Section 4 – Representation

Each member firm shall have one vote on matters under consideration. Upon application for membership, it is the responsibility of the member to specify in writing the name and title of its representative who shall be entitled to act officially on behalf of the member in all matters presented to CAAS and only representatives may serve on the CAAS Board of Directors or as an Officer. In the event that a representative ceases to be employed by the member, their official position with CAAS ceases simultaneously. The member may change representatives at any time with a written notice on the appropriate form and presented to the executive director or president of CAAS. Officers or employees of members other than the appointed representative are eligible to serve on committees and attend CAAS events at member prices.

Section 5 – Privileges

All privileges described below cease upon termination or withdrawal of membership or when the involvement in the promotional products industry ceases unless otherwise amended in these Bylaws.

Distributor Members – Entitled to one representative. The representative has one vote on all CAAS issues, may hold elected office, serve on committees, apply for education scholarships, and attend all CAAS events at member rates.

Supplier Members - Entitled to one representative. The representative has one vote on all CAAS issues, may hold elected office, serve on committees, apply for education scholarships, and attend all CAAS events at member rates.

Multi-line Supplier Representative Members - Entitled to one representative. The representative has one vote on all CAAS issues, may hold elected office, serve on committees, apply for education scholarships, and attend all CAAS events at member rates.

Distributor Independent Contractors – May attend any CAAS event under the membership of a Distributor Member and pay for the events at the member’s rate, but may not vote on any CAAS issues, hold elected office, serve on committees, or apply for education scholarships.

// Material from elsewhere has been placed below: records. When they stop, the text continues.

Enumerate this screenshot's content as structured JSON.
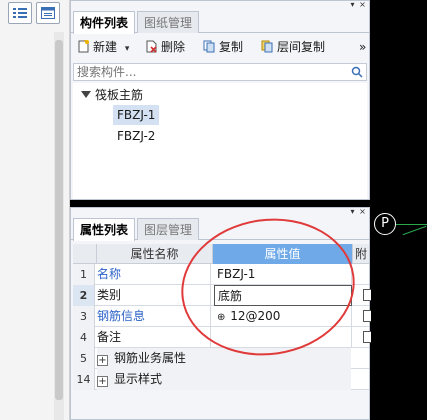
{
  "component_panel": {
    "tabs": [
      {
        "label": "构件列表",
        "active": true
      },
      {
        "label": "图纸管理",
        "active": false
      }
    ],
    "toolbar": {
      "new_label": "新建",
      "delete_label": "删除",
      "copy_label": "复制",
      "floor_copy_label": "层间复制",
      "more_glyph": "»"
    },
    "search_placeholder": "搜索构件...",
    "tree": {
      "root_label": "筏板主筋",
      "children": [
        {
          "label": "FBZJ-1",
          "selected": true
        },
        {
          "label": "FBZJ-2",
          "selected": false
        }
      ]
    }
  },
  "property_panel": {
    "tabs": [
      {
        "label": "属性列表",
        "active": true
      },
      {
        "label": "图层管理",
        "active": false
      }
    ],
    "columns": [
      "属性名称",
      "属性值",
      "附"
    ],
    "rows": [
      {
        "num": "1",
        "name": "名称",
        "value": "FBZJ-1"
      },
      {
        "num": "2",
        "name": "类别",
        "value": "底筋"
      },
      {
        "num": "3",
        "name": "钢筋信息",
        "value": " 12@200"
      },
      {
        "num": "4",
        "name": "备注",
        "value": ""
      },
      {
        "num": "5",
        "name": "钢筋业务属性",
        "value": ""
      },
      {
        "num": "14",
        "name": "显示样式",
        "value": ""
      }
    ]
  },
  "canvas": {
    "marker_label": "P"
  },
  "colors": {
    "active_header": "#6fa9e8",
    "link_text": "#2a62c9",
    "annotation": "#e03a3a",
    "selection": "#d3e1f3"
  }
}
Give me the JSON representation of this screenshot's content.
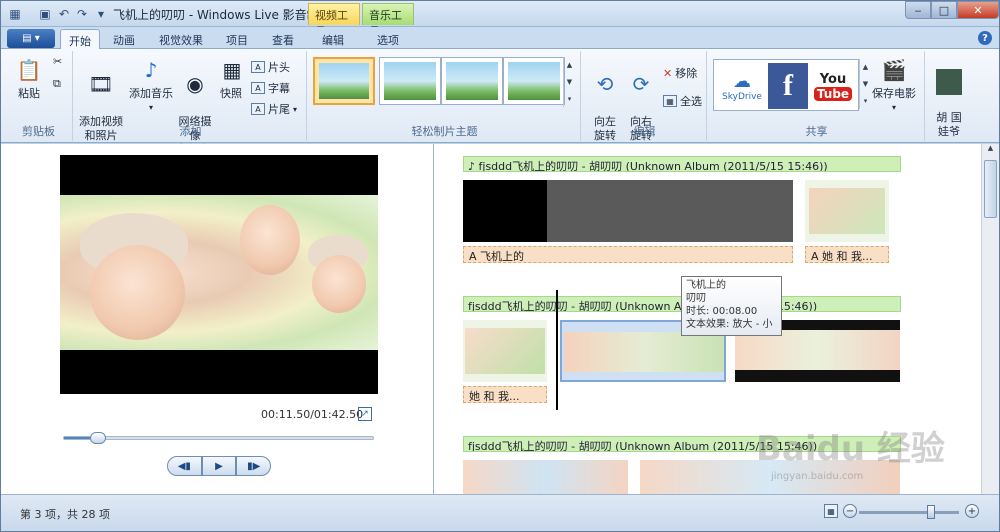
{
  "window": {
    "title": "飞机上的叨叨 - Windows Live 影音制作",
    "context_tabs": {
      "video": "视频工具",
      "music": "音乐工具"
    }
  },
  "ribbon_tabs": [
    "开始",
    "动画",
    "视觉效果",
    "项目",
    "查看",
    "编辑",
    "选项"
  ],
  "ribbon": {
    "clipboard": {
      "paste": "粘贴",
      "label": "剪贴板"
    },
    "add": {
      "add_video": "添加视频\n和照片",
      "add_music": "添加音乐",
      "webcam": "网络摄像\n机视频",
      "snapshot": "快照",
      "title": "片头",
      "caption": "字幕",
      "credits": "片尾",
      "label": "添加"
    },
    "themes": {
      "label": "轻松制片主题"
    },
    "editing": {
      "rotate_left": "向左\n旋转",
      "rotate_right": "向右\n旋转",
      "remove": "移除",
      "select_all": "全选",
      "label": "编辑"
    },
    "share": {
      "skydrive": "SkyDrive",
      "save_movie": "保存电影",
      "label": "共享"
    },
    "user": {
      "name": "胡 国\n娃爷"
    }
  },
  "preview": {
    "time": "00:11.50/01:42.50",
    "seek_fraction": 0.11
  },
  "storyboard": {
    "music_1": "♪ fjsddd飞机上的叨叨 - 胡叨叨 (Unknown Album (2011/5/15 15:46))",
    "music_2": "fjsddd飞机上的叨叨 - 胡叨叨 (Unknown Album (2011/5/15 15:46))",
    "music_3": "fjsddd飞机上的叨叨 - 胡叨叨 (Unknown Album (2011/5/15 15:46))",
    "caption_1": "A 飞机上的",
    "caption_2": "A 她 和 我...",
    "caption_3": "她 和 我...",
    "tooltip": {
      "line1": "飞机上的",
      "line2": "叨叨",
      "duration": "时长: 00:08.00",
      "effect": "文本效果: 放大 - 小"
    }
  },
  "status": {
    "text": "第 3 项，共 28 项"
  },
  "watermark": {
    "brand": "Baidu 经验",
    "url": "jingyan.baidu.com"
  }
}
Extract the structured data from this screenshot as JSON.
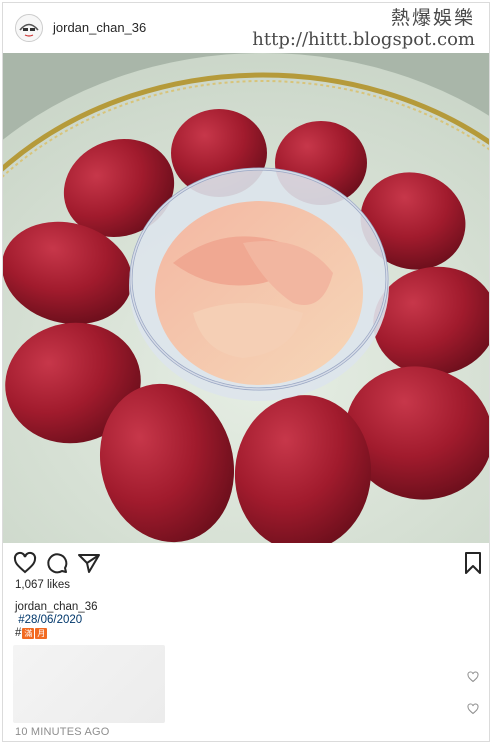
{
  "header": {
    "username": "jordan_chan_36"
  },
  "watermark": {
    "line1": "熱爆娛樂",
    "line2": "http://hittt.blogspot.com"
  },
  "photo": {
    "subject": "Plate of red eggs with pickled ginger"
  },
  "actions": {
    "icons": [
      "heart-icon",
      "comment-icon",
      "share-icon",
      "bookmark-icon"
    ]
  },
  "likes": {
    "text": "1,067 likes"
  },
  "caption": {
    "username": "jordan_chan_36",
    "date_line": "#28/06/2020",
    "hash": "#",
    "emoji1": "滿",
    "emoji2": "月"
  },
  "timestamp": {
    "text": "10 MINUTES AGO"
  },
  "colors": {
    "egg": "#a11b2d",
    "plate": "#d7e2d6",
    "gold_rim": "#b59a3a",
    "link": "#00376b"
  }
}
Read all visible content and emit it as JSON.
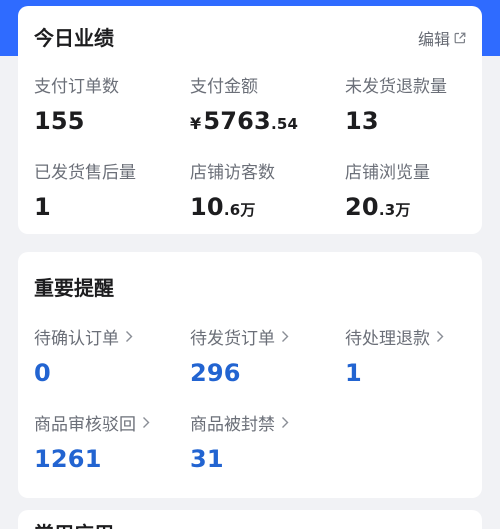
{
  "performance": {
    "title": "今日业绩",
    "edit_label": "编辑",
    "metrics": [
      {
        "label": "支付订单数",
        "main": "155",
        "small": ""
      },
      {
        "label": "支付金额",
        "currency": "¥",
        "main": "5763",
        "small": ".54"
      },
      {
        "label": "未发货退款量",
        "main": "13",
        "small": ""
      },
      {
        "label": "已发货售后量",
        "main": "1",
        "small": ""
      },
      {
        "label": "店铺访客数",
        "main": "10",
        "small": ".6万"
      },
      {
        "label": "店铺浏览量",
        "main": "20",
        "small": ".3万"
      }
    ]
  },
  "reminders": {
    "title": "重要提醒",
    "items": [
      {
        "label": "待确认订单",
        "value": "0"
      },
      {
        "label": "待发货订单",
        "value": "296"
      },
      {
        "label": "待处理退款",
        "value": "1"
      },
      {
        "label": "商品审核驳回",
        "value": "1261"
      },
      {
        "label": "商品被封禁",
        "value": "31"
      }
    ]
  },
  "apps": {
    "title": "常用应用"
  },
  "colors": {
    "accent": "#2f6bff",
    "value_blue": "#2264d1",
    "text_dark": "#1d1d1f",
    "text_gray": "#6b6f78"
  }
}
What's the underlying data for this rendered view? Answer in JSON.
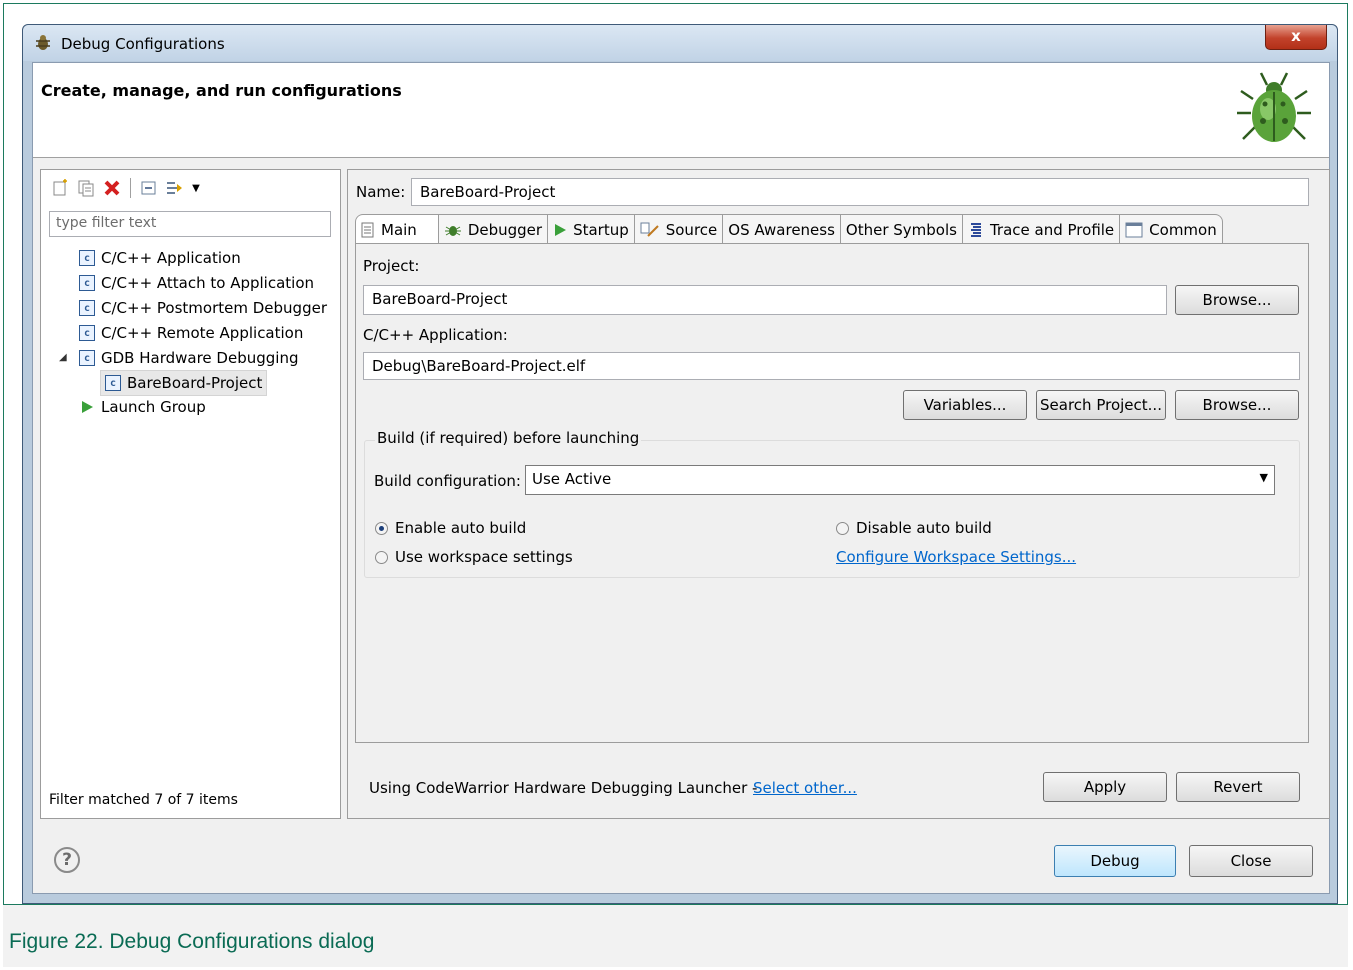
{
  "window": {
    "title": "Debug Configurations",
    "close_label": "x",
    "header_title": "Create, manage, and run configurations"
  },
  "left": {
    "filter_placeholder": "type filter text",
    "tree": [
      {
        "label": "C/C++ Application",
        "icon": "c-config-icon"
      },
      {
        "label": "C/C++ Attach to Application",
        "icon": "c-config-icon"
      },
      {
        "label": "C/C++ Postmortem Debugger",
        "icon": "c-config-icon"
      },
      {
        "label": "C/C++ Remote Application",
        "icon": "c-config-icon"
      },
      {
        "label": "GDB Hardware Debugging",
        "icon": "c-config-icon",
        "expanded": true
      },
      {
        "label": "BareBoard-Project",
        "icon": "c-config-icon",
        "selected": true
      },
      {
        "label": "Launch Group",
        "icon": "launch-group-icon"
      }
    ],
    "status": "Filter matched 7 of 7 items"
  },
  "right": {
    "name_label": "Name:",
    "name_value": "BareBoard-Project",
    "tabs": [
      "Main",
      "Debugger",
      "Startup",
      "Source",
      "OS Awareness",
      "Other Symbols",
      "Trace and Profile",
      "Common"
    ],
    "project_label": "Project:",
    "project_value": "BareBoard-Project",
    "browse_label": "Browse...",
    "app_label": "C/C++ Application:",
    "app_value": "Debug\\BareBoard-Project.elf",
    "variables_label": "Variables...",
    "search_project_label": "Search Project...",
    "build_group_title": "Build (if required) before launching",
    "build_config_label": "Build configuration:",
    "build_config_value": "Use Active",
    "enable_auto_build": "Enable auto build",
    "disable_auto_build": "Disable auto build",
    "use_workspace_settings": "Use workspace settings",
    "configure_workspace_settings": "Configure Workspace Settings...",
    "launcher_text": "Using CodeWarrior Hardware Debugging Launcher - ",
    "select_other": "Select other...",
    "apply_label": "Apply",
    "revert_label": "Revert"
  },
  "footer": {
    "debug_label": "Debug",
    "close_label": "Close"
  },
  "caption": "Figure 22.  Debug Configurations dialog",
  "colors": {
    "caption": "#0a6b54",
    "link": "#0066cc",
    "close_button": "#c2422b"
  }
}
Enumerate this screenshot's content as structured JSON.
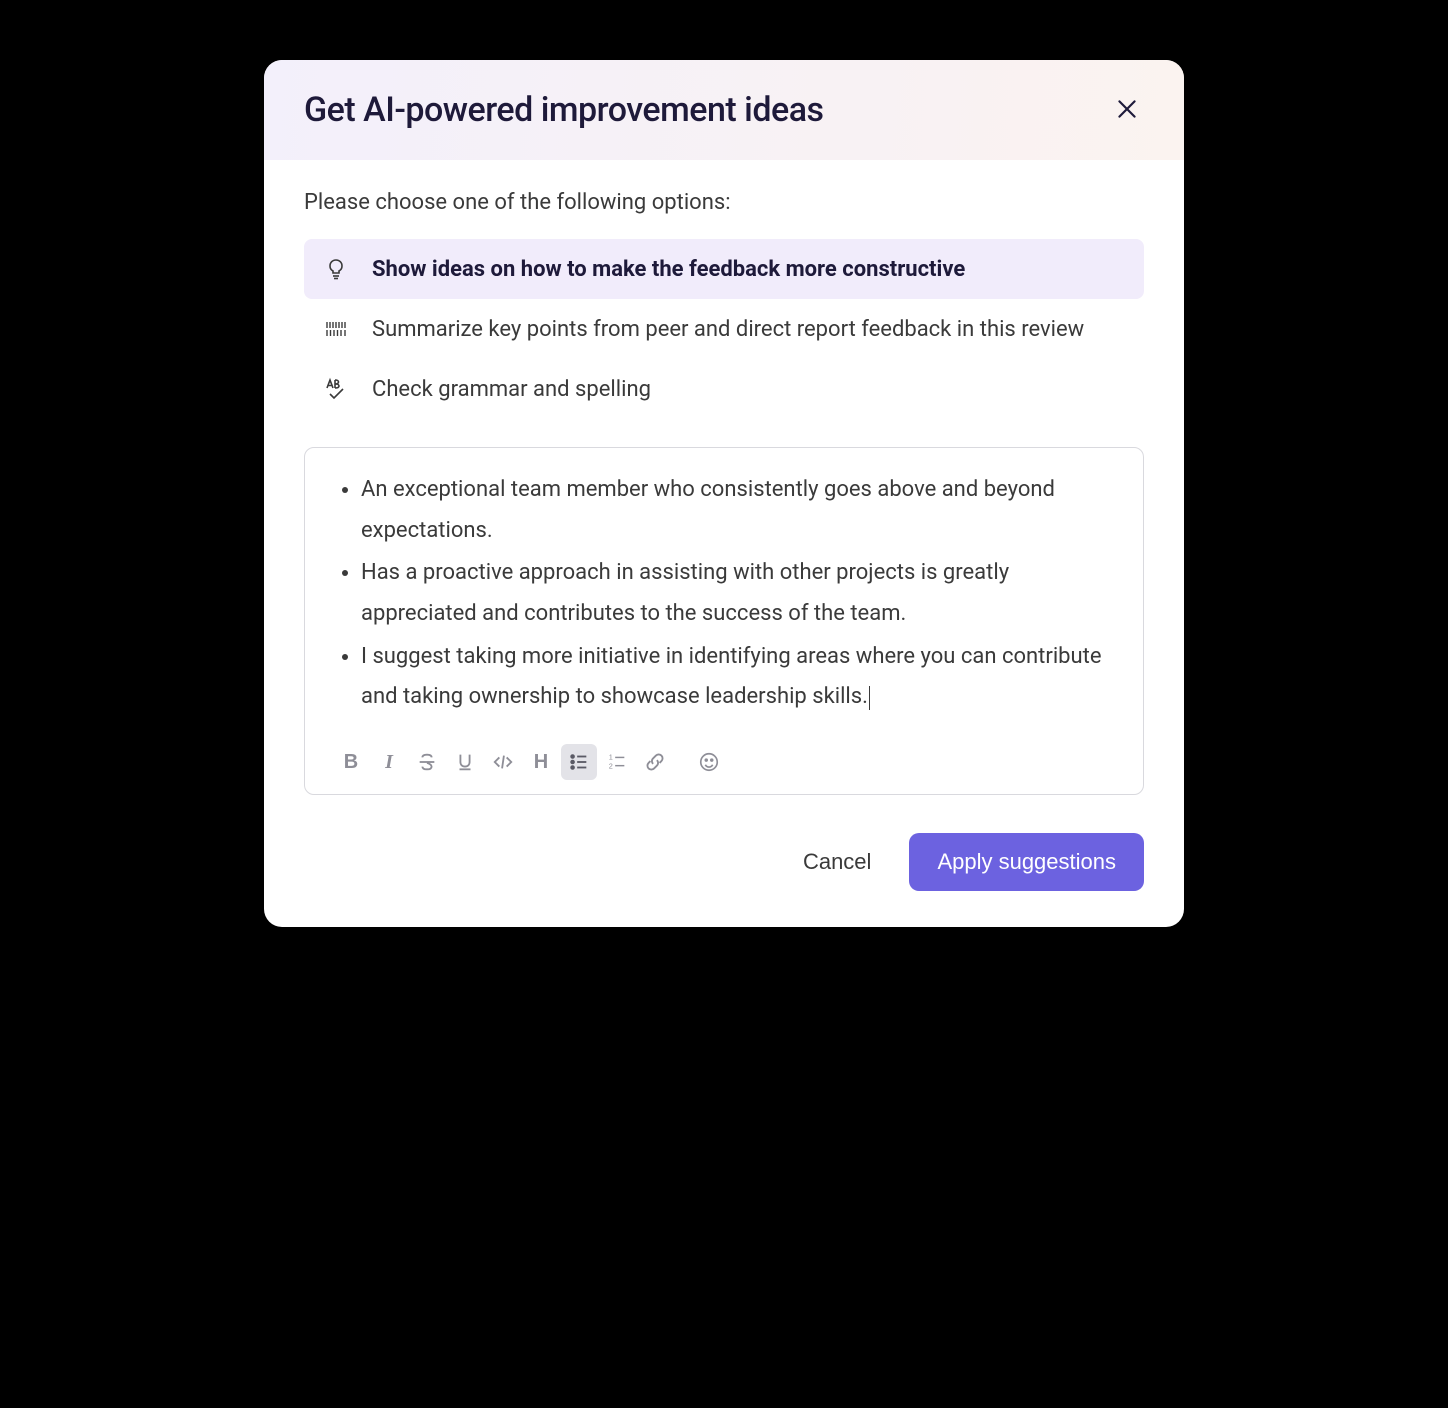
{
  "modal": {
    "title": "Get AI-powered improvement ideas",
    "prompt": "Please choose one of the following options:",
    "options": [
      {
        "label": "Show ideas on how to make the feedback more constructive",
        "icon": "lightbulb",
        "selected": true
      },
      {
        "label": "Summarize key points from peer and direct report feedback in this review",
        "icon": "barcode",
        "selected": false
      },
      {
        "label": "Check grammar and spelling",
        "icon": "spellcheck",
        "selected": false
      }
    ],
    "editor": {
      "bullets": [
        "An exceptional team member who consistently goes above and beyond expectations.",
        "Has a proactive approach in assisting with other projects is greatly appreciated and contributes to the success of the team.",
        "I suggest taking more initiative in identifying areas where you can contribute and taking ownership to showcase leadership skills."
      ]
    },
    "toolbar": {
      "bold": "B",
      "italic": "I",
      "heading": "H"
    },
    "footer": {
      "cancel": "Cancel",
      "apply": "Apply suggestions"
    }
  }
}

Employees of Distributor, Supplier and Multi-line Supplier Representative Members – may serve on committees, attend any CAAS event and pay for the event at the member’s rate, or apply for education scholarships, but may not vote on any CAAS issues or hold elected office.

Section 6 - Withdrawal

Membership in CAAS may be terminated by voluntary action of the member upon written notice to the Membership Development and Services Chairperson or Executive Director. The rights and privileges of members terminate immediately upon withdrawal or cancellation. Membership will automatically cease upon no longer being engaged in business in the promotional products industry. Initiation and annual dues are non-refundable.

Section 7 - Expulsion and Suspension

A Member may be suspended or expelled from CAAS for due cause including violation of the By-laws, or any lawful agreement, rile, or practice properly adopted by CAAS. Suspension or expulsion must be approved by at least two-thirds of the entire Board of Directors. A statement of the charges against the member must be mailed by registered mail to the last recorded address of the member firm at least twenty (20) days before final action is to be taken. This statement shall be accompanied by a notice of the time and place of the meeting and an invitation to appear before the Board of directors at that meeting to present any defense against the charges. Termination of membership shall not release the member from any liability for dues accrued prior to the date of final determination.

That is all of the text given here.